The one that got me was spam filtering. Google does a pretty good job at that, a...

mike-cardwell · on Feb 4, 2012

It's really easy to install SpamAssassin and point your MTA at it. Even the default configuration is highly effective.

acdha · on Feb 5, 2012

It's still a service which you have to maintain and there's constant config & upgrading required since some spammers are smart enough to test their messages with it first.

I've run SA professionally for modest (low hundreds) of users. It works reasonably well but it's a job and I'm not paid to do it personally.

nupark2 · on Feb 5, 2012

SpamAssasin will auto-update its rules if properly configured. I have touched my SA install in years.

mike-cardwell · on Feb 5, 2012

nupark2 is correct. There's less maintenance involved in running SpamAssassin than there is in running Firefox.

davidw · on Feb 4, 2012

I did that, back in the day, but it just wasn't enough.

pyre · on Feb 4, 2012

One could always mooch off of Gmail's spam filtering... Use SpamAssassin in conjunction with a gmail account that is only used as an attempt to attract as much spam as possible. Then just download the spam folder over IMAP and use it to teach SpamAssassin...

antics · on Feb 5, 2012

Respectfully, no.

The primary issue in spam filtering is not that we don't have training corpora, it's that spammers are very efficient at finding holes in your system.

One example is when the Hotmail team first enabled keyword filtering. When the spammers found out experimentally, they began injecting HTML comment tags into high-weighted words like "free", breaking the model. When the Hotmail team took steps to combat this problem, the amount of spam that employed this technique dropped from 5% to close to 0%[1] in a matter of days.

Spam detection is complicated and hard.

[1] Hulten, G., Penta, A., Seshadrinathan, G., and Mishra, M. Trends in spam products and methods.

gnosis · on Feb 5, 2012

"The primary issue in spam filtering is not that we don't have training corpora, it's that spammers are very efficient at finding holes in your system."

Finding holes on sites like gmail and hotmail is actually much easier than on private sites, because the spammers no doubt have accounts on gmail and hotmail and can test what gets through and what fails and tweak their algorithms until their spam gets through.

Spammers don't have that luxury on private servers, so they have to spam blindly.

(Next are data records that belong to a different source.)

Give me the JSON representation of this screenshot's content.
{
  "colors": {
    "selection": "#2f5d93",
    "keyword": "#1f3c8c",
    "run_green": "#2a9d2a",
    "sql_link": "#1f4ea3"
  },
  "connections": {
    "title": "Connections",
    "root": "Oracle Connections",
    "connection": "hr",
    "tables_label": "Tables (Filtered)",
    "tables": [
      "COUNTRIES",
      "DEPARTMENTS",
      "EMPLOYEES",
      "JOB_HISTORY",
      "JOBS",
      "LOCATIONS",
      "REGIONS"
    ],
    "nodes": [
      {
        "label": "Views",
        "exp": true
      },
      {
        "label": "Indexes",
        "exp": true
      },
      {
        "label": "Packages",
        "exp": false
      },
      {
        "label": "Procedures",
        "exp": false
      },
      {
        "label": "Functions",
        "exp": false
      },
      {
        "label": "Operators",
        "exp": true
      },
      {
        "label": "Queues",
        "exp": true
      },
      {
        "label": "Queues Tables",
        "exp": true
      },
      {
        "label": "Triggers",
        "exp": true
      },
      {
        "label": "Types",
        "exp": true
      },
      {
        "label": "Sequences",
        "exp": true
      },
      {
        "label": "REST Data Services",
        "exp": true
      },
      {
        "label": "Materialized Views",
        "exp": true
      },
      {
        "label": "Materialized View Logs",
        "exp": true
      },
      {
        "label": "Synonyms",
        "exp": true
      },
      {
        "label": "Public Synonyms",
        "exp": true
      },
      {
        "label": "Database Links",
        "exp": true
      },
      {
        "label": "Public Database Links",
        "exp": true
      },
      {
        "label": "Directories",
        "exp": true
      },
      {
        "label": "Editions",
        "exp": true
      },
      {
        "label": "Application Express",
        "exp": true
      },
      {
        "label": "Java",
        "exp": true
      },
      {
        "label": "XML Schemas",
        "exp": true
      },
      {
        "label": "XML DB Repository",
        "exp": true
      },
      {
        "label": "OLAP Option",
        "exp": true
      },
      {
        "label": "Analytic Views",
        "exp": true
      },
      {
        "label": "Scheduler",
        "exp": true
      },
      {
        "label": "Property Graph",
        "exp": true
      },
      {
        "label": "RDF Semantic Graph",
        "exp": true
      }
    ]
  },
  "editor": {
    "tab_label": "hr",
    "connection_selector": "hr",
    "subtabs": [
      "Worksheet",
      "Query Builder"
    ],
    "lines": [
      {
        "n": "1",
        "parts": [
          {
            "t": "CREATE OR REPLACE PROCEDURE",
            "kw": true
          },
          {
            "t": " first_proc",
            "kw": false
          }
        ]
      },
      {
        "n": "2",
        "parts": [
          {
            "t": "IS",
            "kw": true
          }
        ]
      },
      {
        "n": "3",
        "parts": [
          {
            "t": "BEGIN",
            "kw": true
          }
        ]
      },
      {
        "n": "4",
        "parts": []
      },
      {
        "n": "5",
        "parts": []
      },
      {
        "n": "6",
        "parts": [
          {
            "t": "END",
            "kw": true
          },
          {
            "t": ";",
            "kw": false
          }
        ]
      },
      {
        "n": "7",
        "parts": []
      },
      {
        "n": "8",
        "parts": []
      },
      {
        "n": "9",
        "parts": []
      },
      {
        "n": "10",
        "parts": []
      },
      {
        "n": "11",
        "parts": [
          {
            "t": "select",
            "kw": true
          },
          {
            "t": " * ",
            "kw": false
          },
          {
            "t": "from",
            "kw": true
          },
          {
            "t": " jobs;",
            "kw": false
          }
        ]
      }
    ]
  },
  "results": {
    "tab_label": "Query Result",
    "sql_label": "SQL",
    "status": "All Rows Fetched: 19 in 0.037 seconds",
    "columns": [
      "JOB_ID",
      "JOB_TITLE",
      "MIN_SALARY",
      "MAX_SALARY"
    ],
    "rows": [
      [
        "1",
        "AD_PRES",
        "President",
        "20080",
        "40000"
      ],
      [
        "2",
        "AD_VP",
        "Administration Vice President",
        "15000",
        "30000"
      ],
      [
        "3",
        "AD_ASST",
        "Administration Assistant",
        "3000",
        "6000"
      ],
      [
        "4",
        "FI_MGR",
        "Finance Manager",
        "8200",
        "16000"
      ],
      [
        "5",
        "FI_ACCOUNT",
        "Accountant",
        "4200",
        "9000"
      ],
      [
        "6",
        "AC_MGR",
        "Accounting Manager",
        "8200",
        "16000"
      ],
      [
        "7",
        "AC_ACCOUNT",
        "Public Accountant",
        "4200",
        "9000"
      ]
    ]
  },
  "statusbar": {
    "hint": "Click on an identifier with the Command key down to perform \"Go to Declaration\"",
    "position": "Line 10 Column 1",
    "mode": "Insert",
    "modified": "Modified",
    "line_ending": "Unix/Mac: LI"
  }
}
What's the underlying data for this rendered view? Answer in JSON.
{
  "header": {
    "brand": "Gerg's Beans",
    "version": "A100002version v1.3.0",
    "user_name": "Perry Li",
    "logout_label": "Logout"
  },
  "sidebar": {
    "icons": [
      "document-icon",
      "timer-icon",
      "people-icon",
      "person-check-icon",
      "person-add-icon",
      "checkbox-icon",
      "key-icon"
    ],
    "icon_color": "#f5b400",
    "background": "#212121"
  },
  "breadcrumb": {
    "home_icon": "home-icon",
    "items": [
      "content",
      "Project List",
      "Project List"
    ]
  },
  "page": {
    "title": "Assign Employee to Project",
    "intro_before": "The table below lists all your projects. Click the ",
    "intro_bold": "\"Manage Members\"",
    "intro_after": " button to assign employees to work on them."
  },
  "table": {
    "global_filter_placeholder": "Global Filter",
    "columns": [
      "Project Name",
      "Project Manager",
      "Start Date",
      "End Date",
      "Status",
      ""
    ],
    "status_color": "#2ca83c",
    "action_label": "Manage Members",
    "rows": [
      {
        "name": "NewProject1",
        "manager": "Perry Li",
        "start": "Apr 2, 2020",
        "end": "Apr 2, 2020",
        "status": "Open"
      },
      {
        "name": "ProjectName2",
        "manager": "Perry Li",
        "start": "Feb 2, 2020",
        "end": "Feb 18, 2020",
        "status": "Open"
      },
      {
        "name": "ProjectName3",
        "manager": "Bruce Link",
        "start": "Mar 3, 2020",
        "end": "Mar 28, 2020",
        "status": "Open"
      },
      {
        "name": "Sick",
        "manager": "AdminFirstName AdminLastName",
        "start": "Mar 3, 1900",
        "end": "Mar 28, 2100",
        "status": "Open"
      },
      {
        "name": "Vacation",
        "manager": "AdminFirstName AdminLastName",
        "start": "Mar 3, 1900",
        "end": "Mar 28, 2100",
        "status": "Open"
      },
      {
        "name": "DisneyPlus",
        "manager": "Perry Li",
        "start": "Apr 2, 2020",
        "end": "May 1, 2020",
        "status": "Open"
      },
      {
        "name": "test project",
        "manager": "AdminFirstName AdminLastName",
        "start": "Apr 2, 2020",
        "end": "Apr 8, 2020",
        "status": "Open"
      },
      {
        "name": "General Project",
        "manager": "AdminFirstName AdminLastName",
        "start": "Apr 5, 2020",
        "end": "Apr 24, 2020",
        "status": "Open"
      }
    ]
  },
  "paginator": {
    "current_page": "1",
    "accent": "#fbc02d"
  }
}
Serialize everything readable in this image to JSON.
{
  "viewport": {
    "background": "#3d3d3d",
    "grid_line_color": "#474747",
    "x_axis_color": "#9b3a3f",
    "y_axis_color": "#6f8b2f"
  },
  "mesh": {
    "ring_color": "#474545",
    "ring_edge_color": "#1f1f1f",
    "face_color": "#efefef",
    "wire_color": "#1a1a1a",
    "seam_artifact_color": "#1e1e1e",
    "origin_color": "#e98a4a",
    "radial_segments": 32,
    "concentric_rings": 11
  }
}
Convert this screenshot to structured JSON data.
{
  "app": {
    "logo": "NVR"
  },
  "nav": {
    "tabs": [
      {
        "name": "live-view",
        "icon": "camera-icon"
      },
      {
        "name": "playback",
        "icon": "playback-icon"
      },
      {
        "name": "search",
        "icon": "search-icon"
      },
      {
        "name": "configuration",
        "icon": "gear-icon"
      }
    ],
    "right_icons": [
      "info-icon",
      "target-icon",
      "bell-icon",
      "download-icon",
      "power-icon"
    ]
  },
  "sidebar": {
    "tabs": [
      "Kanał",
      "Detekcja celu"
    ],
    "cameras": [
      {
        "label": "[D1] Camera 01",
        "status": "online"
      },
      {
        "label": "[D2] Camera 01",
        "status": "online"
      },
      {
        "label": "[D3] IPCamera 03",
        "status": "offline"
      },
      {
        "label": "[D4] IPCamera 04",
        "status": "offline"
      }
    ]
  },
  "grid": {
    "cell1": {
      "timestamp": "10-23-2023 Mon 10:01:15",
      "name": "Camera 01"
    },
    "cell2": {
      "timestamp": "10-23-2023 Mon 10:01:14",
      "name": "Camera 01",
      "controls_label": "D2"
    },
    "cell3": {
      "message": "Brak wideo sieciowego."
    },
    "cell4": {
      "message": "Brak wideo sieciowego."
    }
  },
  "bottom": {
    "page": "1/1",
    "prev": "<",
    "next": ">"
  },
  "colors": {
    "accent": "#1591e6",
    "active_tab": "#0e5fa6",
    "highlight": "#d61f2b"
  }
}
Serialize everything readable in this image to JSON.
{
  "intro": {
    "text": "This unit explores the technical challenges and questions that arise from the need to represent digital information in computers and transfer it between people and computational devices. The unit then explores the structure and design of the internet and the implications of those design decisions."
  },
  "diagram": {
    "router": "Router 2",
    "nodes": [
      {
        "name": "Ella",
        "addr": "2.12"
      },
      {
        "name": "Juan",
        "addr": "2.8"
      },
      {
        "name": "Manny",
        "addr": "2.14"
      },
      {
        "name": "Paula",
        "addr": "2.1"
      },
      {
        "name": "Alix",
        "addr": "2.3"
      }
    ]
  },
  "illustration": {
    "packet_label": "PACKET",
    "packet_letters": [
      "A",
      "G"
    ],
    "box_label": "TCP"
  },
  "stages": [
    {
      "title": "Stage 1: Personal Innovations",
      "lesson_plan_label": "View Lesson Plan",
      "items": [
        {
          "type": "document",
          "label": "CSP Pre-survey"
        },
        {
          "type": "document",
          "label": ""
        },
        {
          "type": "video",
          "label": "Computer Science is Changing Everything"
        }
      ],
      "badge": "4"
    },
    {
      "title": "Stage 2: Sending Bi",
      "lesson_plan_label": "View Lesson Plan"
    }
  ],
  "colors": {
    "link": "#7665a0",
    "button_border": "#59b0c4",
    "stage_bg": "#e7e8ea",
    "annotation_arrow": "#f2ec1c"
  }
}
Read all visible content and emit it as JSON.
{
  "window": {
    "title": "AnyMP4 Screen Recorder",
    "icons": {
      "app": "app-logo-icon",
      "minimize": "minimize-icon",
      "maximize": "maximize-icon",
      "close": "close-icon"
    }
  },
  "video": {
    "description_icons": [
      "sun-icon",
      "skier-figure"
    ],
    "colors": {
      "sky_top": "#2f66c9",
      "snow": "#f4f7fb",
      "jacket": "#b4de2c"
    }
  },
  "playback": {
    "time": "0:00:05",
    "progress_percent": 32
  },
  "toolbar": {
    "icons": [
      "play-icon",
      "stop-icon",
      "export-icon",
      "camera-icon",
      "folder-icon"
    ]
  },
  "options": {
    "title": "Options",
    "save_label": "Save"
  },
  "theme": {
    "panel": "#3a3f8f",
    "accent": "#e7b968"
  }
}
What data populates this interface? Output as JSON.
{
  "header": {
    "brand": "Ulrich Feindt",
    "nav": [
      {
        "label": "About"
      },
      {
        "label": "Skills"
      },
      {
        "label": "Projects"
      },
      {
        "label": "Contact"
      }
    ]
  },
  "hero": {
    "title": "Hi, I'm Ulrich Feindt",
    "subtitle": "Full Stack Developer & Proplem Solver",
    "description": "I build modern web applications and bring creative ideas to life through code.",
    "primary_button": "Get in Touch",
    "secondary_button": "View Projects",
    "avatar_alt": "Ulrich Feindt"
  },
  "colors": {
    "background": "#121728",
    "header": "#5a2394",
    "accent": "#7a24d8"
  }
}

So in this respect private servers have an advantage over gmail and hotmail.

On the other hand (as has been pointed out many times in this thread), gmail and hotmail have the advantage of advanced spam detection algorithms and virtually instantaneous feedback from millions of users.

a3_nm · on Feb 5, 2012

> So in this respect private servers have an advantage over gmail and hotmail.

Besides, spammers care more about being able to circumvent Gmail's spam filtering than they care about circumventing your own system.

kragen · on Feb 5, 2012

That's a perfect example of how spam detection is harder for a centralized server operator like Hotmail or Gmail than for somebody who's running their own server: if I were to add a delete-HTML-comment-tag preprocessing phase to my own copy of SpamAssassin, spammers would have a difficult time detecting that, and so would not be able to adapt. (Because none of the dozen or so people who can get mail on the server are spammers.)

mike-cardwell · on Feb 5, 2012

SpamAssassin takes care of this for you by automatically downloading new filtering rules. You host the spam filtering software, but the actual rules are out-sourced by default. It even includes configuration for multiple DNSBLs, DNSWLs and RHSBLs by default. You can add your own local rules if absolutely necessary too.

pyre · on Feb 5, 2012

I'm not saying it's perfect. Obviously having a network effect allows you to do things like flag messages that are exact duplicates over multiple sent-from and sent-to addresses.

I've seen this happen where 1 or 2 messages hit my inbox, but the next 20 or so are in my spam folder.

coopdog · on Feb 5, 2012

Gmail's spam filters are so good because they have a network effect going though, I doubt one spam folder would achieve much, you need a much bigger sample of all the spam than one account could ever attract

alanh · on Feb 7, 2012

Pretty sure you are making some unwarranted assumptions here – other commenters mention that SpamAssassin can download updates to itself regularly, so you aren’t starting from scratch with a completely untrained Bayesian algorithm.

alextingle · on Feb 5, 2012

I use SpamAssassin server side, and Thunderbird's own filter polishes off the rest. I see perhaps 1 spam mail per week (from the literally tens of thousands that hit my server).